Karşılarında silahlı iki yarasa. “Dışarı çıkın!” diye bağırdılar.
Türkçeyi düzgün
konuşanı: “Biz 'Faşist T.C.’nin hiçbir öğretmenini Kürdistan’a (?)
sokmayacağız, biletlerini iptal etsinler.' demedik mi?" diyerek, genç Neşe
öğretmenin yaşlı babasını tokatlayarak yere yuvarladı.
Neşe,
köylülerden yardım gelir umuduyla bağırmaya başladı. Avazı çıktığı kadar
haykırdı ama köyden “yardıma gelen kimse” çıkmadı.
Doğrulan babası
“Yapmayın!” diyordu.
Yarasalardan
biri silahın namlusunu Neşe’nin babasının kafasına dayadı ve tetiğe bastı.
Neşe donup
kaldı. Yeniden bağırmak istedi ama sesi çıkmadı. Kendini olduğu gibi yere
bıraktı.
Neşe’yi
saçından tutup tekme ve dipçik darbeleriyle köyün çıkışındaki tepeye kadar
sürüklediler.
Genç öğretmenin
üstündeki giysi paramparça oldu.

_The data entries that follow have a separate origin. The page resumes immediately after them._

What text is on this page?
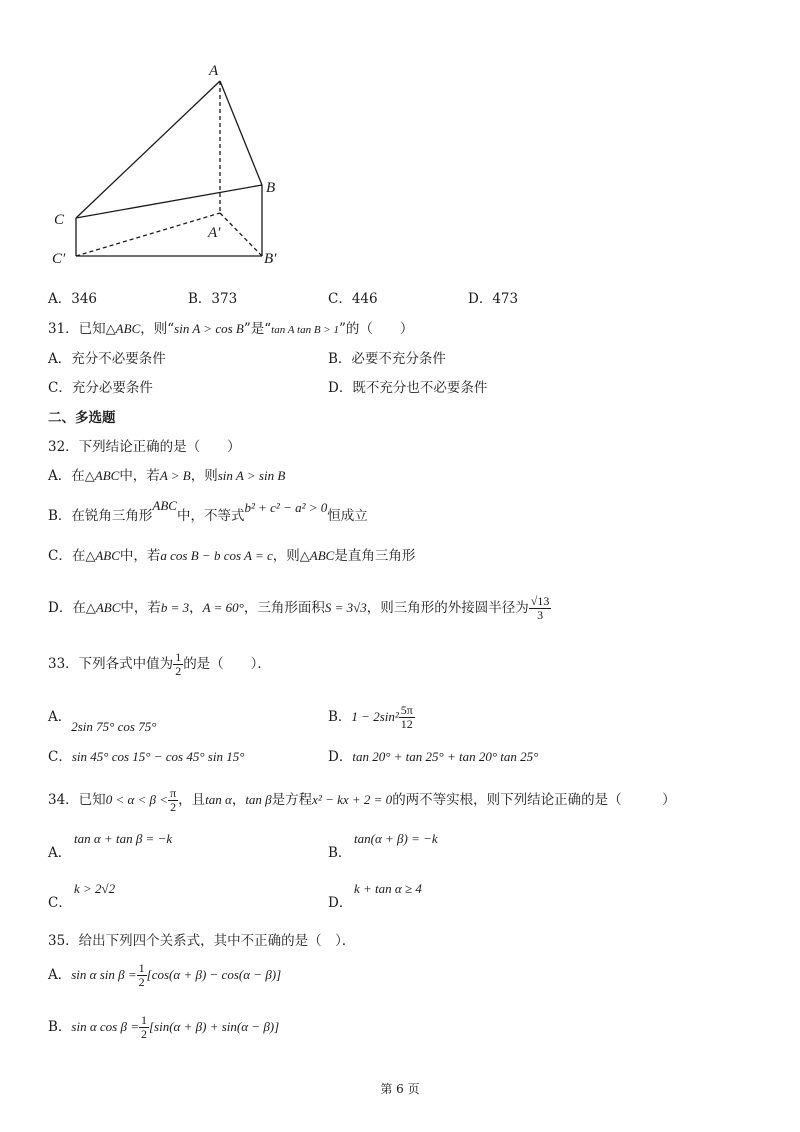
A
B
C
A′
B′
C′
A．346	B．373	C．446	D．473
31．已知△ABC，则“sin A > cos B”是“tan A tan B > 1”的（　　）
A．充分不必要条件	B．必要不充分条件
C．充分必要条件	D．既不充分也不必要条件
二、多选题
32．下列结论正确的是（　　）
A．在△ABC中，若A > B，则sin A > sin B
B．在锐角三角形ABC中，不等式b² + c² − a² > 0恒成立
C．在△ABC中，若a cos B − b cos A = c，则△ABC是直角三角形
D．在△ABC中，若b = 3，A = 60°，三角形面积S = 3√3，则三角形的外接圆半径为 $\frac{√13}{3}$
33．下列各式中值为 $\frac{1}{2}$ 的是（　　）．
A．2sin 75° cos 75°
B．$1 - 2\sin^2 \frac{5\pi}{12}$
C．sin 45° cos 15° − cos 45° sin 15°	D．tan 20° + tan 25° + tan 20° tan 25°
34．已知$0 < \alpha < \beta < \frac{\pi}{2}$ ，且tan α，tan β是方程x² − kx + 2 = 0的两不等实根，则下列结论正确的是（　　　）
tan α + tan β = −k
A．
tan(α + β) = −k
B．
k > 2√2
C．
k + tan α ≥ 4
D．
35．给出下列四个关系式，其中不正确的是（　）．
A．sin α $\sin \beta = \frac{1}{2} [\cos(\alpha + \beta) - \cos(\alpha - \beta)]$
B．sin α $\cos \beta = \frac{1}{2} [\sin(\alpha + \beta) + \sin(\alpha - \beta)]$
第 6 页
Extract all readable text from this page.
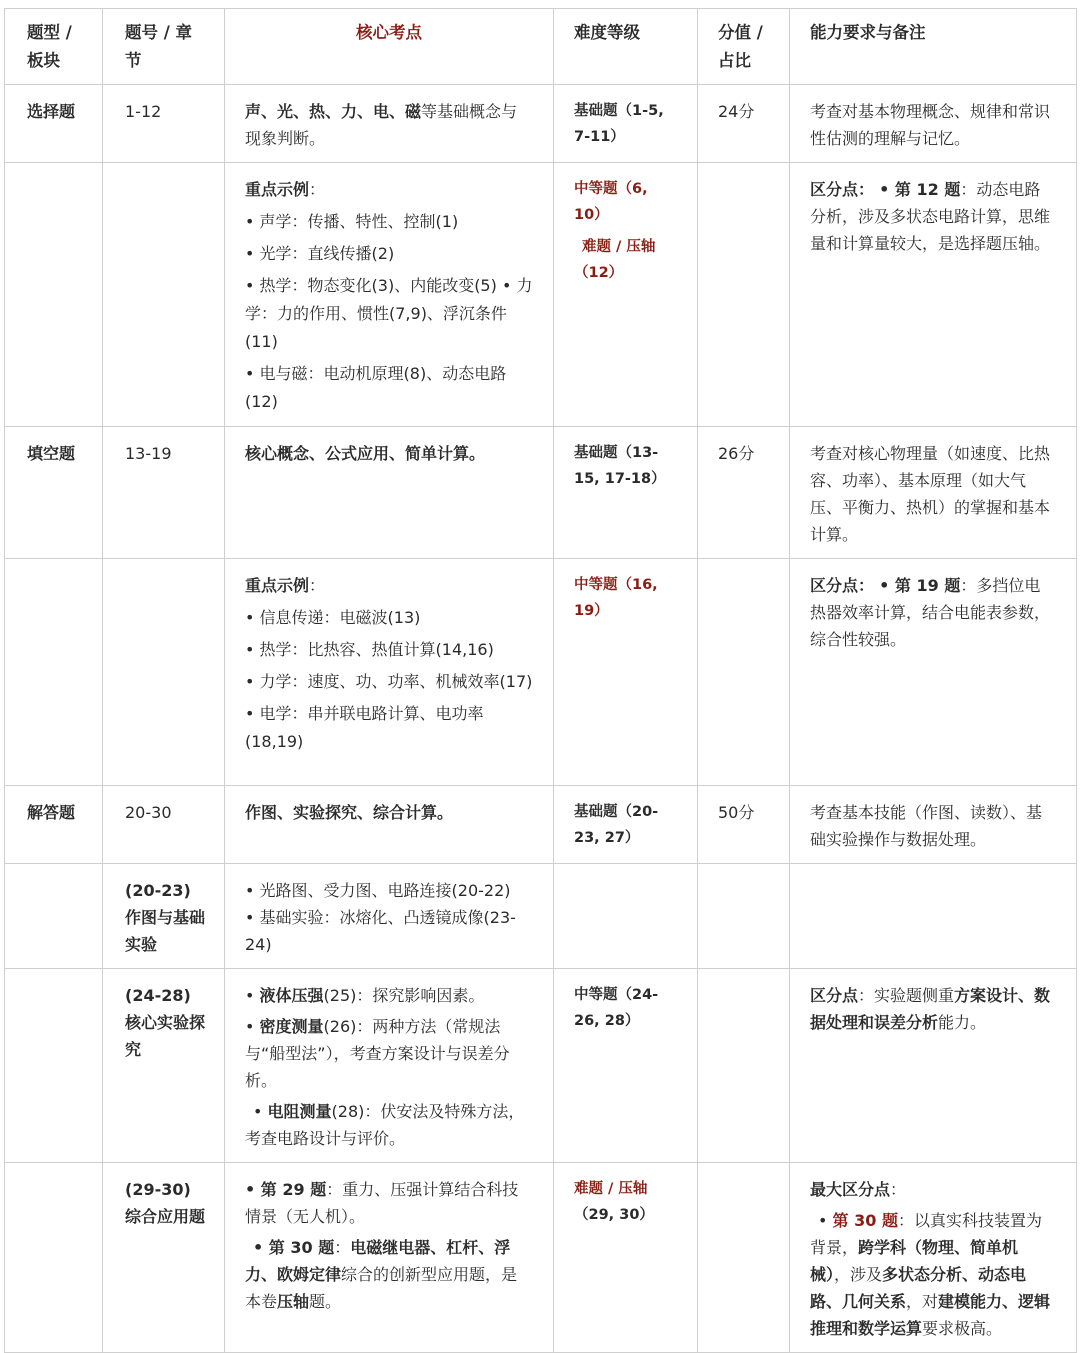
题型 /
板块	题号 / 章
节	核心考点	难度等级	分值 /
占比	能力要求与备注
选择题	1-12	声、光、热、力、电、磁等基础概念与现象判断。	基础题（1-5, 7-11）	24分	考查对基本物理概念、规律和常识性估测的理解与记忆。

		重点示例：
• 声学：传播、特性、控制(1)
• 光学：直线传播(2)
• 热学：物态变化(3)、内能改变(5) • 力学：力的作用、惯性(7,9)、浮沉条件(11)
• 电与磁：电动机原理(8)、动态电路(12)	中等题（6, 10）
难题 / 压轴
（12）		区分点： • 第 12 题：动态电路分析，涉及多状态电路计算，思维量和计算量较大，是选择题压轴。
填空题	13-19	核心概念、公式应用、简单计算。	基础题（13-15, 17-18）	26分	考查对核心物理量（如速度、比热容、功率）、基本原理（如大气压、平衡力、热机）的掌握和基本计算。

		重点示例：
• 信息传递：电磁波(13)
• 热学：比热容、热值计算(14,16)
• 力学：速度、功、功率、机械效率(17)
• 电学：串并联电路计算、电功率(18,19)	中等题（16, 19）		区分点： • 第 19 题：多挡位电热器效率计算，结合电能表参数，综合性较强。
解答题	20-30	作图、实验探究、综合计算。	基础题（20-23, 27）	50分	考查基本技能（作图、读数）、基础实验操作与数据处理。
	(20-23)
作图与基础实验	• 光路图、受力图、电路连接(20-22)
• 基础实验：冰熔化、凸透镜成像(23-24)			

	(24-28)
核心实验探究	• 液体压强(25)：探究影响因素。
• 密度测量(26)：两种方法（常规法与“船型法”），考查方案设计与误差分析。
• 电阻测量(28)：伏安法及特殊方法，考查电路设计与评价。	中等题（24-26, 28）		区分点：实验题侧重方案设计、数据处理和误差分析能力。
	(29-30)
综合应用题	• 第 29 题：重力、压强计算结合科技情景（无人机）。
• 第 30 题：电磁继电器、杠杆、浮力、欧姆定律综合的创新型应用题，是本卷压轴题。	难题 / 压轴
（29, 30）		最大区分点：
• 第 30 题：以真实科技装置为背景，跨学科（物理、简单机械），涉及多状态分析、动态电路、几何关系，对建模能力、逻辑推理和数学运算要求极高。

Bu arada kalleşlerin sayısı beşe çıktı.
Neşe öğretmen
gözleri açık ve donuk, ölüme hazır bakıyordu.
Biri
kalaşnikofunu seriye aldı ve Neşe öğretmenin sağ göğsünün üstüne dayayıp tetiği
çekti. Beş mermi göğsünü parçalamaya yetmişti.
Diğer göğsüne
de mermi yağdırdılar.
Neşe öğretmen
daha 22 yaşındaydı. Çıtı pıtı, çocuk görünümlü bir kızcağızdı. “Bayrağımızın
dalgalandığı her yere giderim.” diyor, başka bir şey demiyordu.
Neşe daha yirmi
beş günlük öğretmen iken 26 Ekim 1993'te PKK’lı teröristler onu şehit etmişti.
PKK kırk yıla
aşkındır öldürüyor, katlediyor, ülkemize olmadık zararlar veriyor. Şimdi
siz bu katiller için “iyi çocuklar” diyeceksiniz sonra da kalkıp “biz
Atatürk’ün partisiyiz” diyeceksiniz öyle mi?
Bu partinin
önemli yöneticilerinden biri, “Diyarbakır hakikaten Türkiye Kürdistan’ında
önemli, tarihi bir şehrimiz” diye bölücülük naraları atıyor, siz de bu partinin
lideri olarak buna ses çıkarmamakla bu suça ortak olmuyor musunuz?
Diyelim ki,
yediniz bir yerde iktidar oldunuz, gizli ortak HDP ve ittifaktaki terör
seviciler ile Türkiye’nin bütünlüğünü sağlayacaksınız öyle mi? Ortak derdi
Türkiye olmayanların ittifaklarının çok uzun sürmeyeceği şimdiden gün yüzüne
çıkmıştır.
Bir taraftan
“Ben milliyetçiyim” naraları atacaksınız diğer taraftan Türkiye’ye düşmanlık
yapanlarla üç beş oy uğruna kader birliği yapacaksınız, sizin milliyetçilik
anlayışınız bunu mudur? Kullanışlı ortak olmak sanırım böyle bir şey
olmalı.
Ülkemizin İstiklal
ve istikbali her şeyden önemlidir. Oydan da, kişisel İstikbalden de.